The choices for refinishing seem to be first polish the raised parts of course. After that I think the only choices are tedious. One is just paint the whole thing then carefully polish the paint back off the raised parts with a Dremel polishing wheel or something very flat that will remove the paint from the raised bits without hitting the valleys – and not scratch the raised parts. I have done this with varying degrees of success on similar pieces, but the wide expanse of this piece with very shallow etching will make this more challenging. Perhaps if the paint is applied thick enough the raised parts will show before the polishing action removes all the paint in the depressions. The paint finish will end up polished though.
The other choice is to apply painters masking tape and tediously cut the low spots out with an Xacto.
Still hoping for a better idea!
Here is a close up of an original untouched ’35 dash that shows the raised bits. Thinking a bit more about it, I am thinking the method of painting the whole thing and polishing the paint off the high spots might have a chance of success if a relatively crude mask were made that covered most of the surface and just surrounded the outside of the art deco raised bits with some clearance so the mask did not have to be super accurate. It would keep a relatively solid polisher surface from dropping into the depression.

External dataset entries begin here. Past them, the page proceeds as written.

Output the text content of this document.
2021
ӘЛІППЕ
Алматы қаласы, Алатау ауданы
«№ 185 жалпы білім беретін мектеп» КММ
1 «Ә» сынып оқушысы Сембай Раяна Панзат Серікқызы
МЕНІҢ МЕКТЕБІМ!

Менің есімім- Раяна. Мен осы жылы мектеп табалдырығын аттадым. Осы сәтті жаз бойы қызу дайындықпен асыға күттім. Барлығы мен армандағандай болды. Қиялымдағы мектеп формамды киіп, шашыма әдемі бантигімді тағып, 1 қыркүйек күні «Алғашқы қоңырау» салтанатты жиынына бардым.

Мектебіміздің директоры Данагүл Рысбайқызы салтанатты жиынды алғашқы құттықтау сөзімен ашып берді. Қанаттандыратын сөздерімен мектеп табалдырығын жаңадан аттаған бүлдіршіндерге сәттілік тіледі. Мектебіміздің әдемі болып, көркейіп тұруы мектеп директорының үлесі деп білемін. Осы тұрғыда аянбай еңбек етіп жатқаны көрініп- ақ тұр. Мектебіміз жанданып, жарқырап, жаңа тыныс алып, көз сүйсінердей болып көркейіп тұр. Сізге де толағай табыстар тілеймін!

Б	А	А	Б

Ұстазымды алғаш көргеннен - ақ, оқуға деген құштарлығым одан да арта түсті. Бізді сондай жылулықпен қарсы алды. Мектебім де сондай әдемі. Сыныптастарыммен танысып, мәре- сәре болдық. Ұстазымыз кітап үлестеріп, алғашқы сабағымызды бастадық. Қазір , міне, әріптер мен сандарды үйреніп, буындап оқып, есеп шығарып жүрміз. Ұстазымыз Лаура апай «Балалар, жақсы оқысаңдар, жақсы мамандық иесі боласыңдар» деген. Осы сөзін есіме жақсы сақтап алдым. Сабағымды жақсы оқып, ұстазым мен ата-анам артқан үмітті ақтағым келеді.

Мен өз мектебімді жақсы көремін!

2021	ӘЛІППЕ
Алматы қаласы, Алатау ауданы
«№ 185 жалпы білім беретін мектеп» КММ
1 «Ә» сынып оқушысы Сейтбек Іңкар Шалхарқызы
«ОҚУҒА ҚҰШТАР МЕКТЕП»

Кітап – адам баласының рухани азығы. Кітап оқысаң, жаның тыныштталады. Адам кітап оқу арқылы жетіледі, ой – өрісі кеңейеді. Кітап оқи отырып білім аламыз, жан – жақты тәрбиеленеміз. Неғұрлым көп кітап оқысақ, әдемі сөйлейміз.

Better late than never? I just refinished my faceplate and tried several alternatives to getting the raised art deco streamline patterns to show. I tried painting over the whole thing then tried to polish off the high spots with chrome polish and rubbing compound with a very flat dense foam block. The compounds wouldn’t remove the paint, at least not in any practical time frame. I then tried removing by slightly damping the foam block with lacquer thinner and carefully wiping along the lines – close but no cigar. I tried wiping with vaseline before painting to create a release coat, my hand wasn’t steady enough. I then tried masking with painters tape but being opaque and comparatively thick I couldn’t cut out the low spots with any accuracy.
What worked was using plain old cellophane scotchtape to mask.
1) polish the streamlines with chrome polish. I found a Dremel helped initially but the chrome plate is so thin that it could take very little of that treatment before seeing copper. Most of it was done by hand with a rag. I think the dark brownish green color was actually anodize as lacquer thinner did not remove it, but the polishing step did.
2) mask over high spots with scotch tape. the scotch tape is clear and very thin and easily cuts with a fresh #11 X-acto blade. The edges of the raised lines are just thick enough to aid in the X-acto following the edge. Very tedious needing a steady hand and a magnifier if you don’t have near-sighted natural magni-vision like me. However, the process only took about an hour and a half once started.
3) Paint, let dry
4) remove tape – also tedious.
The whole process including unsuccessful experimentation took about three hours excepting a couple hours to let paint dry.
Very nice work. You missed your calling, you should have been a surgeon.